Where have all the (S&P 500) earnings gone?

In the short term, many factors can influence the direction of stock prices. We discussed central planners impacting the markets just last week. However over the long term, it's earnings that drive stock prices higher or lower. This is a simple concept to understand. If a company loses money year after year, it will struggle to stay in business. Not many people will choose to invest in a losing operation so the stock price will go down. On the other hand, if a company delivers consistent high levels of growth, it will attract many investors driving the stock price higher. This concept can also be applied to the broad market indices like the S&P 500. Therefore it makes sense to look at S&P 500 earnings estimates.


The Good: Healthcare, Technology and Consumer Discretionary

No matter what the situation is, there are always good opportunities to be found. When looking at the individual S&P sectors, healthcare, technology and consumer discretionary are still pointing to strong growth in 2015. All three of these sectors are showing double-digit growth. Year to date, these sectors have also seen stock prices appreciate. Healthcare (XLV) is up 6%, Consumer Discretionary (XLY) is up 4.8% and Technology (XLK) is up 4.5. Hopefully estimates will also see upgrades from gas savings, cheaper imports, cheaper manufacturing and lower transportation costs.

The Bad: Shrinking expectations

On November 26, 2014, S&P 500 earnings estimates pointed to a robust $133.38 or 14% growth for the broad market in 2015. This number was surprising healthy given that oil prices declined so sharply since the summer. However it turned out that analysts were behind the curve and reduced estimates sharply in just two months. Today street estimates for the S&P 500 have been reduced to $118.32 or 5% growth for 2015. The energy sector had the largest impact in the reduction in S&P 500 estimates; however estimates in every sector decreased over the last two months. This can be attributed to the strong Dollar negatively impacting international earnings and slowing global demand.

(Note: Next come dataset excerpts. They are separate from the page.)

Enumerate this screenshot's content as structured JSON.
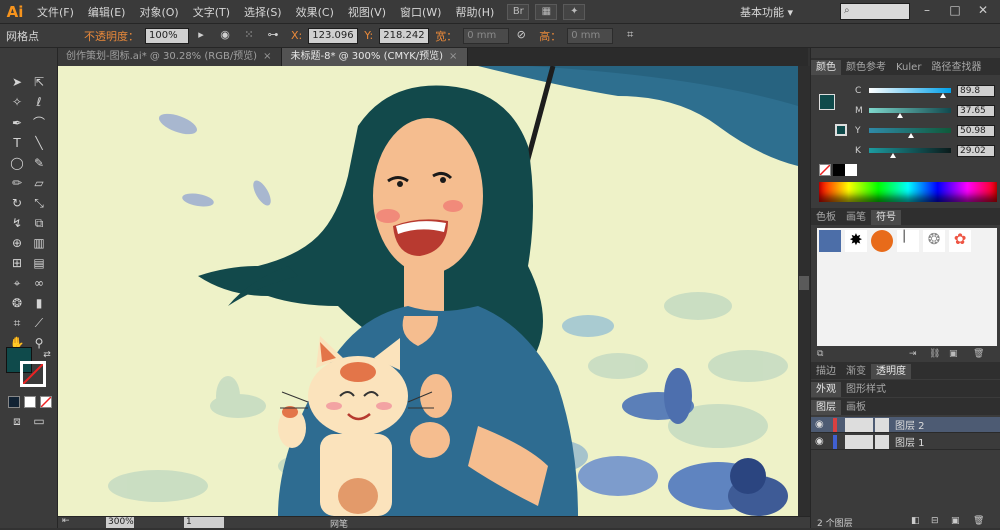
{
  "app": {
    "logo": "Ai"
  },
  "menus": [
    "文件(F)",
    "编辑(E)",
    "对象(O)",
    "文字(T)",
    "选择(S)",
    "效果(C)",
    "视图(V)",
    "窗口(W)",
    "帮助(H)"
  ],
  "workspace": {
    "label": "基本功能"
  },
  "control": {
    "selection_label": "网格点",
    "opacity_label": "不透明度：",
    "opacity_value": "100%",
    "x_label": "X:",
    "x_value": "123.096",
    "y_label": "Y:",
    "y_value": "218.242",
    "w_label": "宽：",
    "w_value": "0 mm",
    "h_label": "高：",
    "h_value": "0 mm"
  },
  "tabs": [
    {
      "label": "创作策划-图标.ai* @ 30.28% (RGB/预览)",
      "close": "×",
      "active": false
    },
    {
      "label": "未标题-8* @ 300% (CMYK/预览)",
      "close": "×",
      "active": true
    }
  ],
  "color_panel": {
    "tabs": [
      "颜色",
      "颜色参考",
      "Kuler",
      "路径查找器"
    ],
    "channels": [
      {
        "label": "C",
        "value": "89.8",
        "fraction": 0.898,
        "grad_from": "#ffffff",
        "grad_to": "#00a0e9"
      },
      {
        "label": "M",
        "value": "37.65",
        "fraction": 0.3765,
        "grad_from": "#7fd7cc",
        "grad_to": "#114a4f"
      },
      {
        "label": "Y",
        "value": "50.98",
        "fraction": 0.5098,
        "grad_from": "#2f8aa8",
        "grad_to": "#0f5a3a"
      },
      {
        "label": "K",
        "value": "29.02",
        "fraction": 0.2902,
        "grad_from": "#1c9ba0",
        "grad_to": "#0a1a1a"
      }
    ],
    "fill_color": "#0f4a4b"
  },
  "symbols_panel": {
    "tabs": [
      "色板",
      "画笔",
      "符号"
    ]
  },
  "transparency_panel": {
    "tabs": [
      "描边",
      "渐变",
      "透明度"
    ]
  },
  "appearance_panel": {
    "tabs": [
      "外观",
      "图形样式"
    ]
  },
  "layers_panel": {
    "tabs": [
      "图层",
      "画板"
    ],
    "layers": [
      {
        "name": "图层 2",
        "color": "#d94040",
        "selected": true
      },
      {
        "name": "图层 1",
        "color": "#4060d0",
        "selected": false
      }
    ],
    "footer": "2 个图层"
  },
  "status": {
    "zoom": "300%",
    "page": "1",
    "tool": "网笔"
  },
  "colors": {
    "hair": "#12494b",
    "skin": "#f5bd8f",
    "umbrella": "#2e6f8f",
    "shirt": "#2e6c91",
    "canvas_bg": "#eef2c8"
  }
}
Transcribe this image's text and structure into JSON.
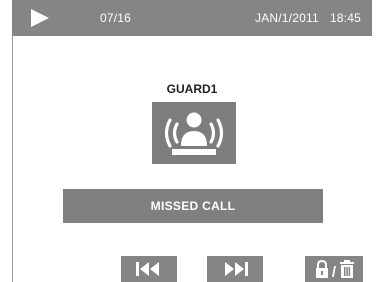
{
  "header": {
    "play_icon": "play-icon",
    "counter": "07/16",
    "date": "JAN/1/2011",
    "time": "18:45"
  },
  "record": {
    "caller_name": "GUARD1",
    "caller_icon": "guard-alarm-icon",
    "status": "MISSED CALL"
  },
  "controls": {
    "previous_icon": "skip-previous-icon",
    "next_icon": "skip-next-icon",
    "lock_delete_icon": "lock-delete-icon",
    "lock_delete_separator": "/"
  },
  "colors": {
    "bar_gray": "#858585",
    "icon_fill": "#ffffff",
    "text_dark": "#222222"
  }
}
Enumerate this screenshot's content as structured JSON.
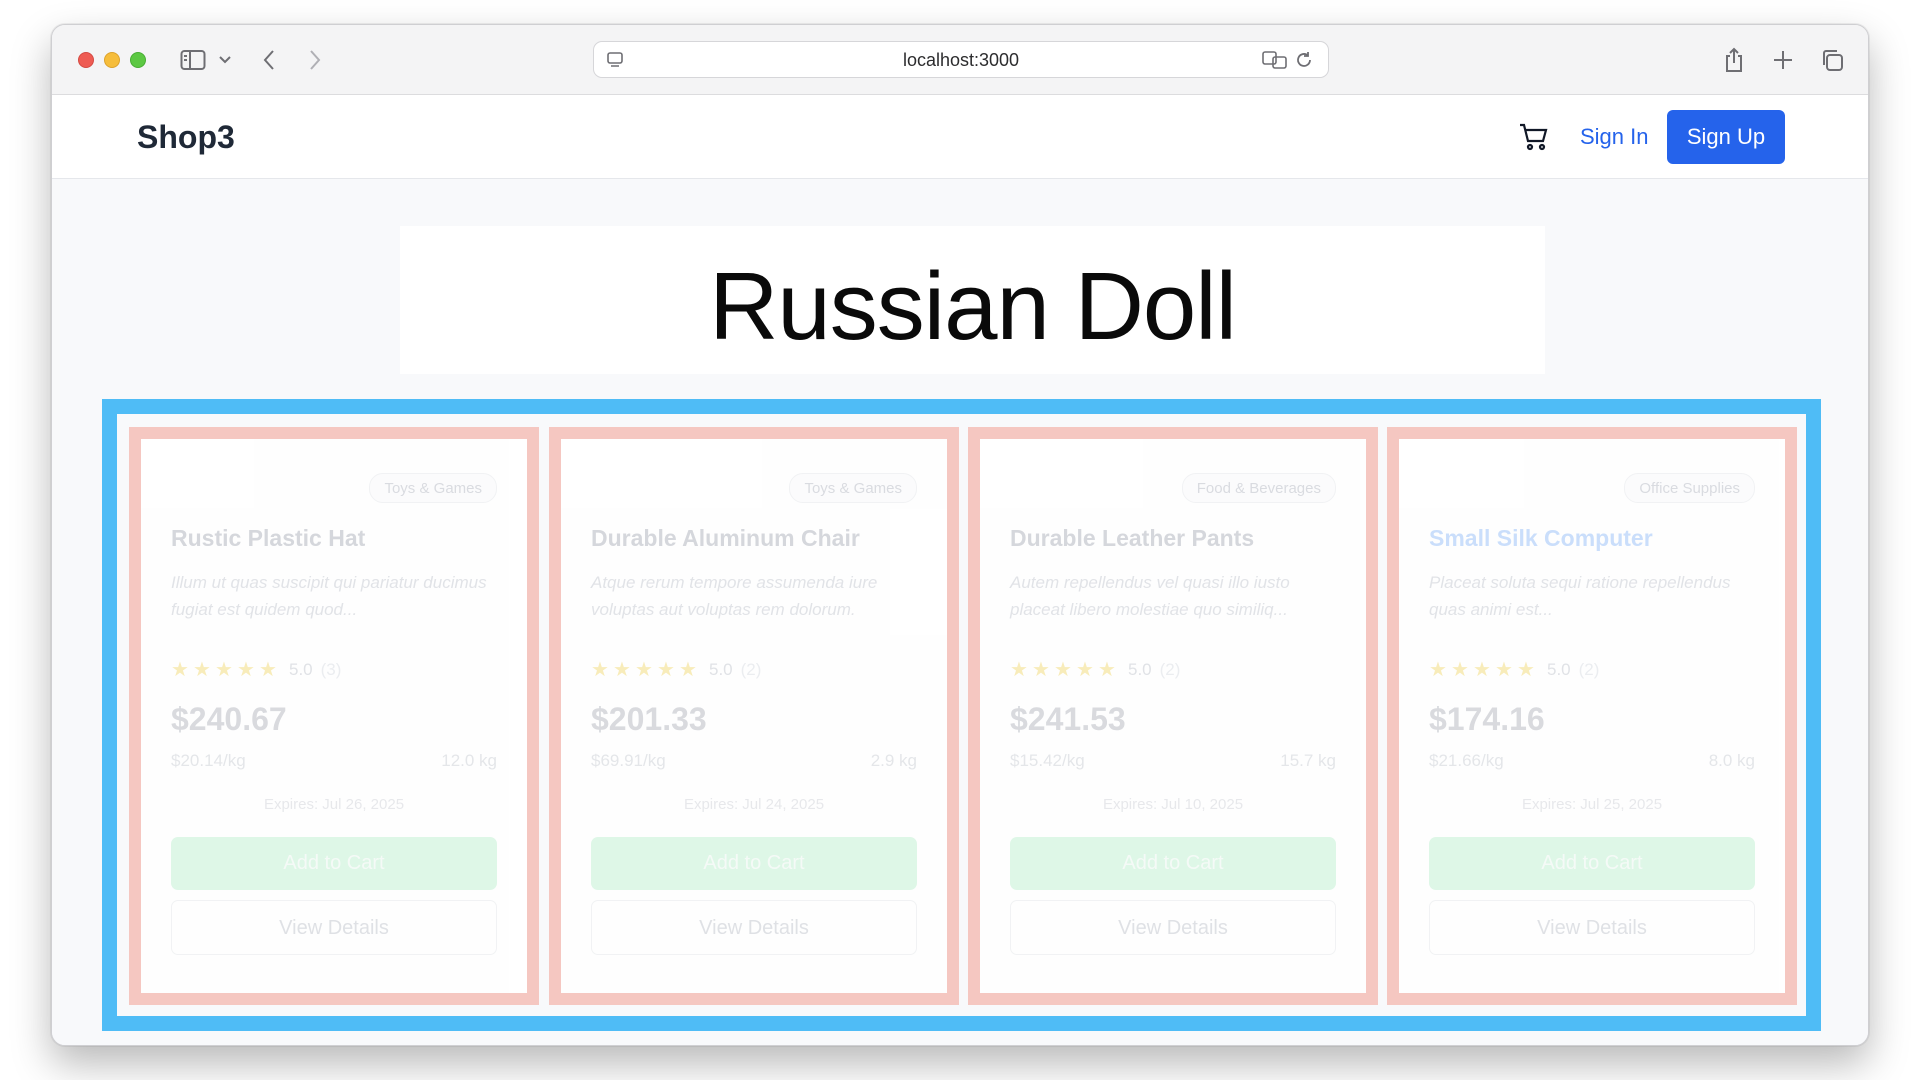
{
  "browser": {
    "url": "localhost:3000"
  },
  "header": {
    "brand": "Shop3",
    "sign_in": "Sign In",
    "sign_up": "Sign Up"
  },
  "hero": {
    "title": "Russian Doll"
  },
  "colors": {
    "primary": "#2563eb",
    "grid_outline": "#4fbcf6",
    "card_outline": "#f5c7c1"
  },
  "products": [
    {
      "category": "Toys & Games",
      "name": "Rustic Plastic Hat",
      "description": "Illum ut quas suscipit qui pariatur ducimus fugiat est quidem quod...",
      "rating": "5.0",
      "reviews": "(3)",
      "price": "$240.67",
      "unit_price": "$20.14/kg",
      "weight": "12.0 kg",
      "expires": "Expires: Jul 26, 2025",
      "add_to_cart": "Add to Cart",
      "view_details": "View Details"
    },
    {
      "category": "Toys & Games",
      "name": "Durable Aluminum Chair",
      "description": "Atque rerum tempore assumenda iure voluptas aut voluptas rem dolorum.",
      "rating": "5.0",
      "reviews": "(2)",
      "price": "$201.33",
      "unit_price": "$69.91/kg",
      "weight": "2.9 kg",
      "expires": "Expires: Jul 24, 2025",
      "add_to_cart": "Add to Cart",
      "view_details": "View Details"
    },
    {
      "category": "Food & Beverages",
      "name": "Durable Leather Pants",
      "description": "Autem repellendus vel quasi illo iusto placeat libero molestiae quo similiq...",
      "rating": "5.0",
      "reviews": "(2)",
      "price": "$241.53",
      "unit_price": "$15.42/kg",
      "weight": "15.7 kg",
      "expires": "Expires: Jul 10, 2025",
      "add_to_cart": "Add to Cart",
      "view_details": "View Details"
    },
    {
      "category": "Office Supplies",
      "name": "Small Silk Computer",
      "description": "Placeat soluta sequi ratione repellendus quas animi est...",
      "rating": "5.0",
      "reviews": "(2)",
      "price": "$174.16",
      "unit_price": "$21.66/kg",
      "weight": "8.0 kg",
      "expires": "Expires: Jul 25, 2025",
      "add_to_cart": "Add to Cart",
      "view_details": "View Details"
    }
  ]
}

The Ugly: Earnings contraction

Using rolling 4 quarter estimates, we see flat growth for the 2nd and 3rd quarters but companies tend to be conservative in their estimates early in the year. This picture should become clearer after first quarter earnings are reported and companies have a better feel for how the year is taking shape. For now, the ugly hasn't arrived and isn't in sight. As seen in the chart above, you don't want to own the S&P when earnings contract like the periods of 2001 and 2008. This bears close watching as earnings are weakening but not turning over.